The La Jolla group translated their in vitro findings to some pilot observations on patient-derived blood specimens. In one of their key preliminary findings, they describe an increase in the plasminogen derivatized by oxidized phospholipid in the blood of individuals who have sustained an acute coronary event. This rise in modified plasminogen following acute coronary syndromes might augment fibrinolytic potential, if indeed the in vitro results presented pertain to humans. Perhaps the well-known early peak in recurrent events in the months following acute coronary syndromes would be worse, were it not for this unexpected action of plasminogen derivatized with oxidized phospholipids. Furthermore, as the authors point out, the novel mechanisms that they have uncovered might help to explain the increase in experimental atherogenesis previously reported in mice with loss of plasminogen function.

The results reported here situate in a broader context of counterregulatory balances that apply to all major pathways implicated in atherothrombosis (Figure 1). In adaptive immunity, for example, we now appreciate the tug of war between mediators elaborated by T lymphocytes of the T helper 1 (Th1) versus the T helper 2 (Th2) and regulatory T cell (T_reg) subpopulations (7). We also recognize that B1 lymphocytes can ameliorate atherogenesis, while B2 cells aggravate it. Humoral immunity, as exemplified by antioxidized LDL antibodies, may mitigate atherogenesis. In the province of innate immunity, we now appreciate the participation of pro-inflammatory populations of monocytes (those bearing high levels of the surface marker Ly6c in mice) and their less inflammatory counterparts, and of pro-inflammatory classically activated M1 macrophages and alternatively activated M2 macrophages in this disease (10).

We have long appreciated the balance between pro-coagulants and fibrinolytics that operate in thrombogenesis and regulate clot stability. In the lipoprotein field, we have long observed the particularly pro-atherogenic effects of certain fractions of LDL, and the counterbalancing effects of high levels of high-density lipoprotein in association with the risk for atherothrombosis. We understand now that even modification by phospholipids can exert a counterregulatory effect in this context.
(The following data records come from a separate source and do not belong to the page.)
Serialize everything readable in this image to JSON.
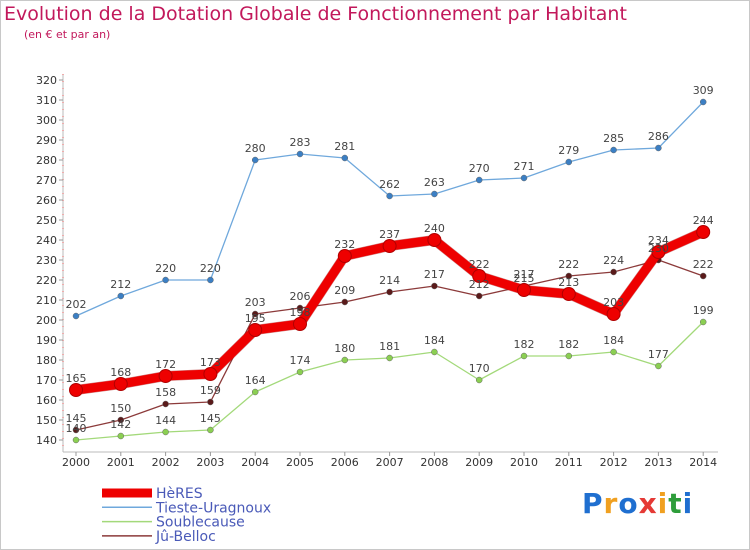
{
  "title": "Evolution de la Dotation Globale de Fonctionnement par Habitant",
  "subtitle": "(en € et par an)",
  "logo": {
    "text": "Proxiti",
    "letters": [
      {
        "ch": "P",
        "color": "#1f6fd0"
      },
      {
        "ch": "r",
        "color": "#f0a020"
      },
      {
        "ch": "o",
        "color": "#1f6fd0"
      },
      {
        "ch": "x",
        "color": "#e53935"
      },
      {
        "ch": "i",
        "color": "#f0a020"
      },
      {
        "ch": "t",
        "color": "#2e9d3a"
      },
      {
        "ch": "i",
        "color": "#1f6fd0"
      }
    ]
  },
  "chart_data": {
    "type": "line",
    "title": "Evolution de la Dotation Globale de Fonctionnement par Habitant",
    "subtitle": "(en € et par an)",
    "x": [
      2000,
      2001,
      2002,
      2003,
      2004,
      2005,
      2006,
      2007,
      2008,
      2009,
      2010,
      2011,
      2012,
      2013,
      2014
    ],
    "ylim": [
      140,
      320
    ],
    "yticks": [
      140,
      150,
      160,
      170,
      180,
      190,
      200,
      210,
      220,
      230,
      240,
      250,
      260,
      270,
      280,
      290,
      300,
      310,
      320
    ],
    "grid": false,
    "legend_position": "bottom",
    "series": [
      {
        "name": "Tieste-Uragnoux",
        "color": "#6fa8dc",
        "marker": "#3b7fc4",
        "values": [
          202,
          212,
          220,
          220,
          280,
          283,
          281,
          262,
          263,
          270,
          271,
          279,
          285,
          286,
          309
        ]
      },
      {
        "name": "Soublecause",
        "color": "#a3d97a",
        "marker": "#8bcf52",
        "values": [
          140,
          142,
          144,
          145,
          164,
          174,
          180,
          181,
          184,
          170,
          182,
          182,
          184,
          177,
          199
        ]
      },
      {
        "name": "Jû-Belloc",
        "color": "#8c3a3a",
        "marker": "#5a1a1a",
        "values": [
          145,
          150,
          158,
          159,
          203,
          206,
          209,
          214,
          217,
          212,
          217,
          222,
          224,
          230,
          222
        ]
      },
      {
        "name": "HèRES",
        "color": "#ee0000",
        "marker": "#ee0000",
        "values": [
          165,
          168,
          172,
          173,
          195,
          198,
          232,
          237,
          240,
          222,
          215,
          213,
          203,
          234,
          244
        ],
        "emphasis": true
      }
    ],
    "legend": [
      "HèRES",
      "Tieste-Uragnoux",
      "Soublecause",
      "Jû-Belloc"
    ]
  }
}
The deeper we dig, the less support we garner for our initially simplistic assumptions about the culprits and protectors in atherothrombotic risk. For most “yins,” a “yang” provides balance. Most pathophysiologic pathways have plusses and minuses in the ultimate generation of clinical events. The more we probe, the more complexity emerges in the web of links that intertwines our traditional rubrics of lipids, oxidation, thrombosis, and inflammation. The double-edged sword with which these processes cut, and the links that unite them, highlight the challenge we face in finding new targets for interventions that will tip the overall balance toward benefit. Our ever-growing recognition of these complexities indicates how our pre-clinical prejudices and experiments focused on one side of the scale may cause us to underestimate the countervailing influences, and thus lead us astray. Provocative observations such as those presented by the La Jolla group remind us to check our preconceptions at the door of experiment. We must resist the urge to compact the rich and multidimensional complexity of the biology of atherothrombosis into the narrow space of our personal preoccupations.